In the meantime, checking LiveJournal discussions led me to blogs of 2 military people who have been living and fighting in Donbas during the 2014-2015 conflict. The Russian separatists. A military commander and a military doctor. Both blogs have been steadily active since early 2000s. One is still in Lugansk, and has been a part of the pro-Russian army all this time. So he has been at war with Ukraine for 8 years. The other, I am not sure - all recent posts have been analytical, and it seems like he may no longer be active military.

None has any good words for Russian command, politicians, or oligarchs. They documented multiple times how command incompetence cost Russian lives on the ground.
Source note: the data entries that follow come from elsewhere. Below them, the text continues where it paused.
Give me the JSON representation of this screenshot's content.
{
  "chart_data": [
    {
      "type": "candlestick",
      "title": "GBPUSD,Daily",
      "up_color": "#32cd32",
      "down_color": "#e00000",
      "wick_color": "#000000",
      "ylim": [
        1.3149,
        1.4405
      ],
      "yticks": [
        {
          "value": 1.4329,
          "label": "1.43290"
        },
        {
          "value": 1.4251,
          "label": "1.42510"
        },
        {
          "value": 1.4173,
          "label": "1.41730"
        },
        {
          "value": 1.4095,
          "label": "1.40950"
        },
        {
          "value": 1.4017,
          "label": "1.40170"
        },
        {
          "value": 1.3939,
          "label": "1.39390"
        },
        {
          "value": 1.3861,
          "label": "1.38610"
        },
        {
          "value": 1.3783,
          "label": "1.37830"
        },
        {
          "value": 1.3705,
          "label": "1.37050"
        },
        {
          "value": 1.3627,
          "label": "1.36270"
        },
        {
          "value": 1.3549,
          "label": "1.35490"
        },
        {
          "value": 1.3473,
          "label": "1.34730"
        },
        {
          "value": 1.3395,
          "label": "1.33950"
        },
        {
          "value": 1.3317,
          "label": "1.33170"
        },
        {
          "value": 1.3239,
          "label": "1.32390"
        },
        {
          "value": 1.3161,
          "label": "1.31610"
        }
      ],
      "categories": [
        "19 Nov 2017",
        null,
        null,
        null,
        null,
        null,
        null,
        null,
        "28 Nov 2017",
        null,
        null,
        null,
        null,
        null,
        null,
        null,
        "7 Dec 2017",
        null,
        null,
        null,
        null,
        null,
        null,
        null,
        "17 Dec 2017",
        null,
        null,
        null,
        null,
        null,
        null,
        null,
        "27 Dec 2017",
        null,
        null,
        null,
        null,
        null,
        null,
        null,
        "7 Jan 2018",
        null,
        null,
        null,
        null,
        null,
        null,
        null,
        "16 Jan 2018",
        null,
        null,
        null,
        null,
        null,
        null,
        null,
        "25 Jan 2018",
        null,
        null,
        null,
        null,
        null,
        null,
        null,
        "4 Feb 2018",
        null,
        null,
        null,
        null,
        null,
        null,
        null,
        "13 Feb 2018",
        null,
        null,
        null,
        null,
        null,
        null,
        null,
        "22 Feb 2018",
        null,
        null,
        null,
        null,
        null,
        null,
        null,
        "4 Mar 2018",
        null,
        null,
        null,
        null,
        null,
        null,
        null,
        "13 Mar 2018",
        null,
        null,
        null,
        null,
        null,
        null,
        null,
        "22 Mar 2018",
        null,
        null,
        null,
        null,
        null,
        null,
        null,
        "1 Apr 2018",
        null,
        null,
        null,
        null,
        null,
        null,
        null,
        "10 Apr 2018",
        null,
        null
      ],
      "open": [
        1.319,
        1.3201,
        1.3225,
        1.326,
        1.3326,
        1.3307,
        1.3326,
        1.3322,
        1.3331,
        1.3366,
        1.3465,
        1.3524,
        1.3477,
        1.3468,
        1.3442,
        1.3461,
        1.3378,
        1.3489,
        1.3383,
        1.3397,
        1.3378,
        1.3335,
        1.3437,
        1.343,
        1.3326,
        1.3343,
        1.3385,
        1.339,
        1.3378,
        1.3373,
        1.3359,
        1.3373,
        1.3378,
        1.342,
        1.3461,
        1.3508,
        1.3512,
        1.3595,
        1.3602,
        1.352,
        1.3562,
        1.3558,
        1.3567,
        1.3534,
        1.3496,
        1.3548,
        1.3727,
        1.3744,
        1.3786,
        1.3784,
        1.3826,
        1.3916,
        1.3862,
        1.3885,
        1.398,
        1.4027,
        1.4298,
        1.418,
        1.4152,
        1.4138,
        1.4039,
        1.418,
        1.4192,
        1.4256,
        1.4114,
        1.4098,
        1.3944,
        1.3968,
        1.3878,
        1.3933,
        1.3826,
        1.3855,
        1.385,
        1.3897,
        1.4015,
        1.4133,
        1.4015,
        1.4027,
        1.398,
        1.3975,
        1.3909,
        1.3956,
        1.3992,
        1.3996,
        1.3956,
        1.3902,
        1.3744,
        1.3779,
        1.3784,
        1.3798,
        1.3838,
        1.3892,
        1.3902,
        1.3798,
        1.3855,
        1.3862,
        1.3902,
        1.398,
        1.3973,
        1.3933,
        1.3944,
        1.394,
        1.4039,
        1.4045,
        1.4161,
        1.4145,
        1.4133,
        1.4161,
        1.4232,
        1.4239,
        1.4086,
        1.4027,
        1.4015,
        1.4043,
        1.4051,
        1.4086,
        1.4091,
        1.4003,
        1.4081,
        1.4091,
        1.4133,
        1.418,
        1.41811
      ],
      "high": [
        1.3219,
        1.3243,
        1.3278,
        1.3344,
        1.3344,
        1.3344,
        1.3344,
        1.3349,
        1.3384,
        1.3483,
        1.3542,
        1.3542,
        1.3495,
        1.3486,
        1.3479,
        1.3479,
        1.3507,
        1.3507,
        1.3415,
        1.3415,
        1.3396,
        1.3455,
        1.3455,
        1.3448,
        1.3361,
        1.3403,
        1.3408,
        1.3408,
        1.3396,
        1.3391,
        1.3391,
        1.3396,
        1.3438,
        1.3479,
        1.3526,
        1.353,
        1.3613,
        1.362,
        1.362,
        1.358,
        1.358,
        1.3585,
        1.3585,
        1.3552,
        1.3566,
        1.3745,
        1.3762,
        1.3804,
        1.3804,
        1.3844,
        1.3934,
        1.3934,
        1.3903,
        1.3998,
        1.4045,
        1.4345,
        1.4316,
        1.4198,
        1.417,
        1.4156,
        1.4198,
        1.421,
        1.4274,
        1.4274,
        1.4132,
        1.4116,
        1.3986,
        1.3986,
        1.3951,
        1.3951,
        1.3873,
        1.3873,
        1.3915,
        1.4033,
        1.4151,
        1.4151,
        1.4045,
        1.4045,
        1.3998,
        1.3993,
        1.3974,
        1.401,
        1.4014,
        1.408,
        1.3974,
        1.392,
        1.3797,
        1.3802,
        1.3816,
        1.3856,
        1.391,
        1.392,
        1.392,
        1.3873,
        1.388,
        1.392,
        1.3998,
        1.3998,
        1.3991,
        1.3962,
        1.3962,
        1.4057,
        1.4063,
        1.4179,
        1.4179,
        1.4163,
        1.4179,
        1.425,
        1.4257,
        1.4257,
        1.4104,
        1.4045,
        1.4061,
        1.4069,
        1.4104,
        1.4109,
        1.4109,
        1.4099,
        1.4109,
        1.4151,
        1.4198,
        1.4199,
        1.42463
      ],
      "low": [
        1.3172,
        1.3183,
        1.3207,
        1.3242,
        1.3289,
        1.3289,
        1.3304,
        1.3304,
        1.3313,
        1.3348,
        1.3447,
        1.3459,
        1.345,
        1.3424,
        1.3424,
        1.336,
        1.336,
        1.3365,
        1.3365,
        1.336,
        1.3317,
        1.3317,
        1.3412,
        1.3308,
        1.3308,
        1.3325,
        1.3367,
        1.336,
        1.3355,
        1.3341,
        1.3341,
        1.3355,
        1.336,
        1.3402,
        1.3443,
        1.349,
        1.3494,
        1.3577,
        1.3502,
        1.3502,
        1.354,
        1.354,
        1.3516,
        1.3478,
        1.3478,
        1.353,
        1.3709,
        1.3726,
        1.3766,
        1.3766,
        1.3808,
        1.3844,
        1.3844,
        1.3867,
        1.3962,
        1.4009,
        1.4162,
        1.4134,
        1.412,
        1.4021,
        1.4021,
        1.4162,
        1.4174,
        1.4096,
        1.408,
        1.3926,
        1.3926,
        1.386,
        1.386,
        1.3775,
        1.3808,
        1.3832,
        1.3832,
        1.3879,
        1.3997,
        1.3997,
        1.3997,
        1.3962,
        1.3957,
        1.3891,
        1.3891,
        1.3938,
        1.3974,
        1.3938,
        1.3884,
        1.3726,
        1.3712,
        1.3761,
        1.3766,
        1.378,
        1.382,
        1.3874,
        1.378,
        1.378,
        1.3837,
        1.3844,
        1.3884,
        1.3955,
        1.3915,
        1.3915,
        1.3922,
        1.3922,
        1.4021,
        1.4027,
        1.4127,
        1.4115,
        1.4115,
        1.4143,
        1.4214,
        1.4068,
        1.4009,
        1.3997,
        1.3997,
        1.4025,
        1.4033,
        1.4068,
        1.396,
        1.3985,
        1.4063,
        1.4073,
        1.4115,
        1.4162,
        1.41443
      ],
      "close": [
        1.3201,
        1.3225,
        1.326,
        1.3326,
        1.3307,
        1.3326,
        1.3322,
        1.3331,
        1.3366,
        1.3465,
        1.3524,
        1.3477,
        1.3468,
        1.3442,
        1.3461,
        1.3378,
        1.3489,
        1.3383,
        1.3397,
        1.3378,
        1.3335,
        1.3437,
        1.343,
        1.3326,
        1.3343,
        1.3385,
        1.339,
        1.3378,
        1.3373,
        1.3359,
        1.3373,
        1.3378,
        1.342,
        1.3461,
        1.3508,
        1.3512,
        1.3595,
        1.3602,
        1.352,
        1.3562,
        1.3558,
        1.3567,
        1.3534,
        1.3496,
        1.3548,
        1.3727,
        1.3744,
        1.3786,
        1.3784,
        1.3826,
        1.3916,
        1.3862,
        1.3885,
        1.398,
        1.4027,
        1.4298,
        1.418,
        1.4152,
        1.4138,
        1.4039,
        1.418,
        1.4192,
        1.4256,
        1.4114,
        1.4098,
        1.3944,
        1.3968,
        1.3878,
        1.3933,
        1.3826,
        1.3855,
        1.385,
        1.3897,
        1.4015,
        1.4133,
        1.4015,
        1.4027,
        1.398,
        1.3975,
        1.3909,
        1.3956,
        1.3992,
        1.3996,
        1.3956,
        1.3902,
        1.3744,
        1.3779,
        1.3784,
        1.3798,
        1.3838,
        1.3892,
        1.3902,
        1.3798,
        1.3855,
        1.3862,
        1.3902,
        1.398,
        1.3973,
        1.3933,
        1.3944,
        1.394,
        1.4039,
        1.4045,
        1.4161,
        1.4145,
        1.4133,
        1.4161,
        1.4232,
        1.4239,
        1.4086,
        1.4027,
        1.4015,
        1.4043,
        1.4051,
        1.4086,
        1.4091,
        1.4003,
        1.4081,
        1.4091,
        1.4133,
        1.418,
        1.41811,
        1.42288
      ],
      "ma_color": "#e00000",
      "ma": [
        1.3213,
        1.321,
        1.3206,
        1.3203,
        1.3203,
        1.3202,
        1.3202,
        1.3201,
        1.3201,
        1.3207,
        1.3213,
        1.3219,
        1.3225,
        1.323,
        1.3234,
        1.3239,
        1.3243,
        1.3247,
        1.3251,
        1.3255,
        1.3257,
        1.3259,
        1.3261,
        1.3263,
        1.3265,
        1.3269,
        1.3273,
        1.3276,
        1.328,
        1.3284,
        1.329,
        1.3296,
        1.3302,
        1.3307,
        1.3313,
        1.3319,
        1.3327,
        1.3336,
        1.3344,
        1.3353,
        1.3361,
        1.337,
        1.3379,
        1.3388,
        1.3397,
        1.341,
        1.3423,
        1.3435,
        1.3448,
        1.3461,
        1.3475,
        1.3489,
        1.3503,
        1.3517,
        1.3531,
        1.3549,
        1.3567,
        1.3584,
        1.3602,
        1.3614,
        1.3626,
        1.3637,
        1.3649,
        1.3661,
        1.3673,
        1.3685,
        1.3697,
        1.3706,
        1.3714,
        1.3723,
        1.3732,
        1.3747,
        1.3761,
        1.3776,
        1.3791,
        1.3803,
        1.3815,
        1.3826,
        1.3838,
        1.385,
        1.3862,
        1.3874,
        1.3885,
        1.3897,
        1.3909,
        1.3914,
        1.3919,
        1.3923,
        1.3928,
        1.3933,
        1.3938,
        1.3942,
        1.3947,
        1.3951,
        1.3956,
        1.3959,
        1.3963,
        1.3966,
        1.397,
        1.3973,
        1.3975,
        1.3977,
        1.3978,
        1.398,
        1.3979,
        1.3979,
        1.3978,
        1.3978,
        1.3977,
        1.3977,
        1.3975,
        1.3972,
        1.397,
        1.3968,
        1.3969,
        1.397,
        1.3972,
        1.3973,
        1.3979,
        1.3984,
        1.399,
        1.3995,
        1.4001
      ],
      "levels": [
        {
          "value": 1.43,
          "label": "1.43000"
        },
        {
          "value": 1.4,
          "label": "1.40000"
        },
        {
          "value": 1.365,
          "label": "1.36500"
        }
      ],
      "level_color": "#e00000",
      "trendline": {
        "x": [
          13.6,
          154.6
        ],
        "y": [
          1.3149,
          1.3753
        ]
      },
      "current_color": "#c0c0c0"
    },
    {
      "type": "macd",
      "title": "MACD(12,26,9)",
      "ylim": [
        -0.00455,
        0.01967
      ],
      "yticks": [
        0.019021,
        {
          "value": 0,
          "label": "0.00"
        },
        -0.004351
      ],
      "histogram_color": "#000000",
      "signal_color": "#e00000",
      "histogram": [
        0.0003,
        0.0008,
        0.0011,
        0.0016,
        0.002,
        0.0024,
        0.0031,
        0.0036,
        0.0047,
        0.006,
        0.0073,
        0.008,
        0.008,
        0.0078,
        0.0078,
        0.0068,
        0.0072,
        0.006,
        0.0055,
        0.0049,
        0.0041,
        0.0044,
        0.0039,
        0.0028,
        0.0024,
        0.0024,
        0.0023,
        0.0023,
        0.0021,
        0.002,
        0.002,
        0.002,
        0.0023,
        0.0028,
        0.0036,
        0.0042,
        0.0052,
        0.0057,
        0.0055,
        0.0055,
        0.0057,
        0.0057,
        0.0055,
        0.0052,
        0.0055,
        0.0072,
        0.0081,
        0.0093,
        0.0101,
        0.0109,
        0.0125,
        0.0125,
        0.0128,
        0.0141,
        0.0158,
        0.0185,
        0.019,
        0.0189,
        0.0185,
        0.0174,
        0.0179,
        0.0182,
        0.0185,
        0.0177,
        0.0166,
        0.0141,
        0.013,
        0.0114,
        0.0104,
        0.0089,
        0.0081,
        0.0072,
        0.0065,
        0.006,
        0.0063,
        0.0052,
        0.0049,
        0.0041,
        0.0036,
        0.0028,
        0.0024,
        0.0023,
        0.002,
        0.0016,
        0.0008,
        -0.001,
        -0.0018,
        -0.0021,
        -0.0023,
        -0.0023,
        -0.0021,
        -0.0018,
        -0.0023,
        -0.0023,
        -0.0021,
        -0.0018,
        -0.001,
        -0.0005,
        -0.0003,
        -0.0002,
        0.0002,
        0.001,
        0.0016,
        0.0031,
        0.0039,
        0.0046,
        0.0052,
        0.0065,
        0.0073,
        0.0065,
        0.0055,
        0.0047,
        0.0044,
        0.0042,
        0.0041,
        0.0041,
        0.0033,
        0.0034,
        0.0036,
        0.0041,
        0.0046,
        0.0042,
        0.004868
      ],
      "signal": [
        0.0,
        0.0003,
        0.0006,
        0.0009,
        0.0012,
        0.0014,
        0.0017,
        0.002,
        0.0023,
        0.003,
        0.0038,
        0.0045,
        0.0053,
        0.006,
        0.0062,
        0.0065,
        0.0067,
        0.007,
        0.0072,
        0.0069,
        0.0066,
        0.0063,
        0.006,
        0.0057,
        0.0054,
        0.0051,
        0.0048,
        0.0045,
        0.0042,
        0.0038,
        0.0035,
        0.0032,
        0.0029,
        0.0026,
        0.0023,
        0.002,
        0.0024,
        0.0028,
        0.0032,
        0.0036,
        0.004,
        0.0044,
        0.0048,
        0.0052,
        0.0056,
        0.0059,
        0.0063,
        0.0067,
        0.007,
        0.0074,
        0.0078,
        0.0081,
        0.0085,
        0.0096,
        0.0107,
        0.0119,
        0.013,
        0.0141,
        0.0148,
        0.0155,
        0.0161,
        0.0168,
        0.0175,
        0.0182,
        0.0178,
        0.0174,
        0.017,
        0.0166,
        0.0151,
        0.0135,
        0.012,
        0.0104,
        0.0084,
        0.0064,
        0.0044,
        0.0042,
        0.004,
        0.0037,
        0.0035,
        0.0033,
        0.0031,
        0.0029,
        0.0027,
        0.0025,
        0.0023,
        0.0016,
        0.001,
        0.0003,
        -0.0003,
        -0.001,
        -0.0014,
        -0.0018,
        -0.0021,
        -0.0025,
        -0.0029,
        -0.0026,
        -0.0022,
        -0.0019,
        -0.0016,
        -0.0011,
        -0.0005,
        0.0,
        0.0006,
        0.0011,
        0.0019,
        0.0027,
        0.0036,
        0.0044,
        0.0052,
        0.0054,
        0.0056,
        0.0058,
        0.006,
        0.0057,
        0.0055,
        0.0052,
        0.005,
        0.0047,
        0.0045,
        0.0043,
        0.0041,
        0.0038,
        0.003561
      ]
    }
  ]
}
Both are fully and completely certain that they have been fighting fascists in Ukraine and that if it weren't for the war now, Ukraine would have attacked Russia several years later, using European and USA arms supplies.

There is too much there and I am not sure I would have the time and focus to understand their conviction. Also not sure what I am even trying to do. Am I trying to understand what grains of truths may be fueling the fog? How perspectives get formed? Polarization? Proportionality and its distortions - ok, accepting Donbas had mutual abuses - still does not justify a full-scale invasion of a sovereign country? A guideline for accountability, so that eye for eye and fire for fire stops somewhere? Is it mostly an illusion of purpose, whereas my reading is better explained by ADHD compulsion, inability to look away?